Em primeiro plano, sabe-se que o Brasil vive num contexto socioeconomicamente instável, com redução no PIB desde 2014 e possíveis reformas previdenciárias para restaurar a economia nacional. Soma-se isto à questão da alta violência em inúmeros lugares do país e da desconfiança da população em relação às instituições do Estado e tem-se um cenário perigoso para a democracia. Afinal, quando o Estado se mostra incapaz de resolver as necessidades de seus cidadãos, estes tendem a tomar medidas desesperadas e irracionais, como propiciar a ascensão de um líder carismático que desrespeite as noções de direitos humanos, vide a Alemanha durante o nazismo.
Então, a população que busca justiça no menor prazo possível - não apenas por exercer seus direitos, mas também pela mentalidade imediatista inerente ao século, como analisado por Zygmunt Bauman - se depara com uma realidade oposta aos seus anseios. Um dos motivos dessa realidade foi explicado pelo Conselho Nacional de Justiça através de um relatório que afirma que a cada cem mil habitantes, há oito juízes, enquanto na realidade de países europeus,esse número é maior que o dobro.

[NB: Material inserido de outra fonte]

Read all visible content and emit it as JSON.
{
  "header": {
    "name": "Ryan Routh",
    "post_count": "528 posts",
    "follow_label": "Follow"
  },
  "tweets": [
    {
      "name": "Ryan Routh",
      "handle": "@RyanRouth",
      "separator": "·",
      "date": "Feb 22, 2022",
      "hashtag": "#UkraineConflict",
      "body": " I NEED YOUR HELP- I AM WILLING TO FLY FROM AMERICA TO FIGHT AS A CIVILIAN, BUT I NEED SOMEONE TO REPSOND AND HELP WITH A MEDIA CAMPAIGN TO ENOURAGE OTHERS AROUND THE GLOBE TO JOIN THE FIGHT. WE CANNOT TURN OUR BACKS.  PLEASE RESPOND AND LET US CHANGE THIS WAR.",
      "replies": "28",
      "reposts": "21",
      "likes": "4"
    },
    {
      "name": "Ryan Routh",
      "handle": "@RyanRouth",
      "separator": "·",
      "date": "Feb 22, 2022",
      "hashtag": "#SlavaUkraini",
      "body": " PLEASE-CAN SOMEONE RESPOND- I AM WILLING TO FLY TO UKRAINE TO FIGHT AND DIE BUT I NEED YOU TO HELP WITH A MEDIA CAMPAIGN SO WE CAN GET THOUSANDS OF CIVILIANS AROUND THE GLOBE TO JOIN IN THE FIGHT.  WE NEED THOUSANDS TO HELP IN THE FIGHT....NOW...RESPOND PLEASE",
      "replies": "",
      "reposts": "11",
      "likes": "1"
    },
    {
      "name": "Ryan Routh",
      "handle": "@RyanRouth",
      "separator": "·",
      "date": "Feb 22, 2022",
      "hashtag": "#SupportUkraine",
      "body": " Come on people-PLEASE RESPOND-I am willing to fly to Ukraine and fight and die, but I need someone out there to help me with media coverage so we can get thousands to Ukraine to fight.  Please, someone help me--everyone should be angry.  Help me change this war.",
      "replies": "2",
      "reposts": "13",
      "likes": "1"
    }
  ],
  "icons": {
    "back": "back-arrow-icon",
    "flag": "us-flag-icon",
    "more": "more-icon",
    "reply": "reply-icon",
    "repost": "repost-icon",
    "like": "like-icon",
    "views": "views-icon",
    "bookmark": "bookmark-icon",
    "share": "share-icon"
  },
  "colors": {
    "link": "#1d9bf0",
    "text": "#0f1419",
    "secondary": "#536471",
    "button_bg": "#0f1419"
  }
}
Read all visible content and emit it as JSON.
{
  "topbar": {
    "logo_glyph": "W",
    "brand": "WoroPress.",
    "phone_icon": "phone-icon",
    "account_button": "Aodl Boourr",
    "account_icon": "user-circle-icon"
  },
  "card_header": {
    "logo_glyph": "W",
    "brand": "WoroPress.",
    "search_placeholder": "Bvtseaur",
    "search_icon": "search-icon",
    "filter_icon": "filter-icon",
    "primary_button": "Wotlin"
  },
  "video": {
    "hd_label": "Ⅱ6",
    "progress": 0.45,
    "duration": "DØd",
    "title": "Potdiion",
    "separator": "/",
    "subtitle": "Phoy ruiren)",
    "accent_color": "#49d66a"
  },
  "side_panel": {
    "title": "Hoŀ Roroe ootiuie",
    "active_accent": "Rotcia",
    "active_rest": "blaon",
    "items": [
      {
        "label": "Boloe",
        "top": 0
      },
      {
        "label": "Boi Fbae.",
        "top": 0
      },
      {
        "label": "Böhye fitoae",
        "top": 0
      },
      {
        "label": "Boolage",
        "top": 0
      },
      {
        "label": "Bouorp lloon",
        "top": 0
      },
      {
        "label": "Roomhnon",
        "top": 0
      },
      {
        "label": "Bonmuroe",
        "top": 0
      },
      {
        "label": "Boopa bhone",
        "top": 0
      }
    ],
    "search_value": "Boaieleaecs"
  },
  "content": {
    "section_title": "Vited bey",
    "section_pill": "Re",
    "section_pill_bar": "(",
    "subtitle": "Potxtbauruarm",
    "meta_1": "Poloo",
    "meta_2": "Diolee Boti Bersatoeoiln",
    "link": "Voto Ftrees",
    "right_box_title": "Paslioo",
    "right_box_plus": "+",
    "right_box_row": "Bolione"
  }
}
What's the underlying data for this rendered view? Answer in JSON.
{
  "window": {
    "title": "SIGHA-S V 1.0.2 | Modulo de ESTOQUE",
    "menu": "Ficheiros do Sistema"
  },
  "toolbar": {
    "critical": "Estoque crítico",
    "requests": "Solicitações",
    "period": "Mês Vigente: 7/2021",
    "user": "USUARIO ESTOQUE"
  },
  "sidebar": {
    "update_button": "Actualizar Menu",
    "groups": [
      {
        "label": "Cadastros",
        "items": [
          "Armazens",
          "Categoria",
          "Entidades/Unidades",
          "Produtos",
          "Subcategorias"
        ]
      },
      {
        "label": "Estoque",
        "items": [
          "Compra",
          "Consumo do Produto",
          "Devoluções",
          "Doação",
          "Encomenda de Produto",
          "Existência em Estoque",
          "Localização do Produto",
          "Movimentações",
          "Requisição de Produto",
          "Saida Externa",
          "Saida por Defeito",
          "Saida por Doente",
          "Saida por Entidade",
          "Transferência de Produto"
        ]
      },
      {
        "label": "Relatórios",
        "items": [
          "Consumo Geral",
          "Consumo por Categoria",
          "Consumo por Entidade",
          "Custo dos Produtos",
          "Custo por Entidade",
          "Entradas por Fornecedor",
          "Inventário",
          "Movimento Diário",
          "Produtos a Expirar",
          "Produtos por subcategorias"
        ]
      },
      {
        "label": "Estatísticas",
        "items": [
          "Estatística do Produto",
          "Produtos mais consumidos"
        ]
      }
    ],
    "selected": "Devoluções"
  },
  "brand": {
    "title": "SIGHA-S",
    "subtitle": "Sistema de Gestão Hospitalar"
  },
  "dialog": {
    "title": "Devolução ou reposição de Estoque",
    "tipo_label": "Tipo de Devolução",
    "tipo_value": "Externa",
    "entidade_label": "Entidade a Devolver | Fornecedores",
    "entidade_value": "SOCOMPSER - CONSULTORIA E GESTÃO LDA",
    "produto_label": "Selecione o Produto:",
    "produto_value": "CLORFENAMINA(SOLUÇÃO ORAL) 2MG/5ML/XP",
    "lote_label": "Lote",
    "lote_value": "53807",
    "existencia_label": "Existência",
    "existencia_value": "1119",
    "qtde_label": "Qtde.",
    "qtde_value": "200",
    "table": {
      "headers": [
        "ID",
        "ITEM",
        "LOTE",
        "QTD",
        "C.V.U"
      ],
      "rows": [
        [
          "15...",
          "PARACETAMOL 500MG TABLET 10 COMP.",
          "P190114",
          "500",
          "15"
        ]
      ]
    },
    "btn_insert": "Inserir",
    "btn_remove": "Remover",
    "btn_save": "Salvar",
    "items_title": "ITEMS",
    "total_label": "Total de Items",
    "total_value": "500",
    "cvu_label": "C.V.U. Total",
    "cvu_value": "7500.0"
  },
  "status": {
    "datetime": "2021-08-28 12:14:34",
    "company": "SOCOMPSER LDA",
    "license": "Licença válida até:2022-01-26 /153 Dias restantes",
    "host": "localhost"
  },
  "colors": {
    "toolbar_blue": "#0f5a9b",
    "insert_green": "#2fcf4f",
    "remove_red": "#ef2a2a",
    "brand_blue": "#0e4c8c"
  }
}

Ademais, o número de processos analisados pelos magistrados brasileiros - que são menos da metade dos europeus - é o dobro daqueles examinados em países do norte, ou até mesmo vizinhos. Outro motivo é a insegurança trazida pela profissão, uma vez que os juízes sofrem ameaças constantemente, tornando a profissão cada vez menos atrativa.
Portanto, entende-se diante do exposto que o bom funcionamento do setor judiciário é imprescindível, não apenas para a manutenção do governo como também para garantir os direitos dos cidadãos e salvaguardar a democracia. Logo, para solucionar as questões abordadas, o Estado deve aumentar o número de magistrados ativos, através de concursos e da instalação de mais unidades judiciárias como os Tribunais Regionais, a fim de organizar eficientemente os processos - que não se acumularão de forma caótica - e evitar a sobrecarga dos funcionários. Assim, a população recorrerá às instituições democráticas para sua defesa, evitando uma crise sociopolítica posterior.